STEVEN CHARLES PHILLIPS: Mr. Phillips was believed to be the man who, in 1982, victimized as many as 61 people in a six-week period in apartment complexes, gyms and spas in Dallas and Kansas City. When he was tried, Dallas County prosecutors did not disclose an arrest warrant for Sidney Alvin Goodyear, whom DNA tests showed this year to be the perpetrator. DNA tests have cleared Mr. Phillips of two convictions of aggravated sexual abuse and burglary of a habitation. Mr. Goodyear died in a Texas prison where he was serving time for another sexual assault.
DAMON JEROME RICHARDSON: Mr. Richardson's capital murder conviction in Lubbock County was set aside in 2002 by the Texas Court of Criminal Appeals. Prosecutors were accused of failing to disclose the existence of a diary kept by a former Lubbock police officer that would have provided powerful impeachment evidence against the state's only eyewitness. The court noted that the witness's credibility was "fatally impeached by her ever-increasing number of self-admitted perjuriousstatements" and that, had the diary been available to defense attorneys, her "credibility would have not only been impeached, but severely undermined."
TULIA DRUG CASES: The State Bar of Texas in 2005 sanctioned Terry McEachern, the former district attorney for Swisher and Hale counties, alleging that he failed to disclose to defense attorneys "negative information" about an undercover officer who was the chief witness against their clients.
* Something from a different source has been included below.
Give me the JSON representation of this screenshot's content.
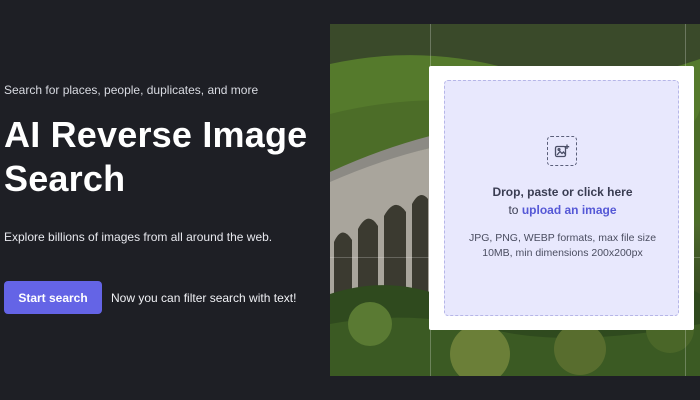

That information included an arrest, criminal charges, a reputation for being racially prejudiced, and questions about his honesty and trustworthiness. Nearly 40 defendants were found guilty or pleaded guilty to narcotics charges based solely on the undercover officer's testimony. Many of the convictions in the notorious Tulia drug scandal later were reversed. The state bar disciplined Mr. McEachern with a two-year probated suspension of his law license.
JAMES LEE WOODARD: Dallas County prosecutors in Mr. Woodard's 1981 trial did not disclose to the defense that the victim was seen with three men – two of whom were later convicted of unrelated sexual assaults – the night she was raped and murdered. Mr. Woodard served more than 27 years in prison after six requests for a new trial were denied. He was cleared by a DNA test that excluded him as the rapist and a change in witness and expert testimony. He was released from prison last week.